Administration Ends ‘Star Wars’
So the Clinton Administration has decided to reduce the American ballistic missile defense program to a symbolic level (“ ‘Star Wars’ Era Ends as Aspin Changes Focus,” May 14). The media mention it and forget the next day, but I can’t shake the feeling that this will be a defining moment for the nation. Rather proximate future historians will ask why we slowed our efforts to raise the ramparts just as the number of barbarian tribes capable of launching fireballs over them was multiplying.
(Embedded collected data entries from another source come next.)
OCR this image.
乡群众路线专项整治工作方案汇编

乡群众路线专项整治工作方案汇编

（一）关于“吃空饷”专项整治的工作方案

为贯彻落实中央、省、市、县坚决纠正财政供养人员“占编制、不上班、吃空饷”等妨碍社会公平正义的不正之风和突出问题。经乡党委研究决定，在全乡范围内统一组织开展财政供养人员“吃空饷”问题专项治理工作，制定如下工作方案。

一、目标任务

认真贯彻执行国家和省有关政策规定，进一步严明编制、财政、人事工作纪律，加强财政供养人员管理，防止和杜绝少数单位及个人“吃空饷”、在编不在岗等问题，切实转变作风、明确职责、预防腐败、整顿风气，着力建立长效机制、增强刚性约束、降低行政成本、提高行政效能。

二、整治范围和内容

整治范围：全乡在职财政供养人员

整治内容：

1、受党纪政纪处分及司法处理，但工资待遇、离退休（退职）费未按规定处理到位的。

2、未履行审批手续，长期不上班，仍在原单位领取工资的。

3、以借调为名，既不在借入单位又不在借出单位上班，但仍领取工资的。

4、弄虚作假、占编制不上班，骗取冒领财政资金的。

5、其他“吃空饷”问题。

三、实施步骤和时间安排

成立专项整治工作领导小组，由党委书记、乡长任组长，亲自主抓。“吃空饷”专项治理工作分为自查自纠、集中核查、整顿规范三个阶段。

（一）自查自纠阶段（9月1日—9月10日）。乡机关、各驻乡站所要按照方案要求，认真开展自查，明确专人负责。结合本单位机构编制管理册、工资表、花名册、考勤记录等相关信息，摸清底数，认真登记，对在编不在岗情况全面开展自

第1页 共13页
Hopefully, we’ll learn inexpensively; perhaps one missile (North Korean?), one city (Seattle?), and less than 1 million killed or maimed will re-instruct us in the value of vigilance.
MICHAEL J. NOWLAND
Simi Valley
Your article, “Reagan Attacks Clinton Over Plans to Kill ‘Stars Wars’ Program” (May 16), may be based on former President Reagan reading the May 3 issue of Aviation Week & Space Technology on the Russian surge of space activity. According to the magazine, in the first quarter of 1993, Russia has launched 18 space missions compared with eight for the United States. These include three military navigation spacecraft, two military communications spacecraft, two imaging reconnaissance satellites, two missile warning spacecraft, two new electronic satellites and a new ocean surveillance spacecraft.
The message may be that Boris Yeltsin is the front man but that the Russian military is still calling the shots.
FRANK O’LEARY
Redondo Beach
Now they tell us! SDI (“Star Wars”) no longer exists. Well, not exactly; all they have done is change the name.
This might be the time to admit the truth: Like the emperor’s clothes, this cruel hoax, perpetrated on a credulous President by a Hungarian Dr. Strangelove, never did exist. Nevertheless, it’s going to go on costing the taxpayer $3.8 billion a year. Rather expensive, especially in view of the $300 billion or so it has cost us to date.
Other bits of the emperor’s clothes are still with us. Like the $500 billion for the S&L; debacle, and the national debt that rose from $700 billion to $4 trillion during the reign of the emperor and his heir apparent.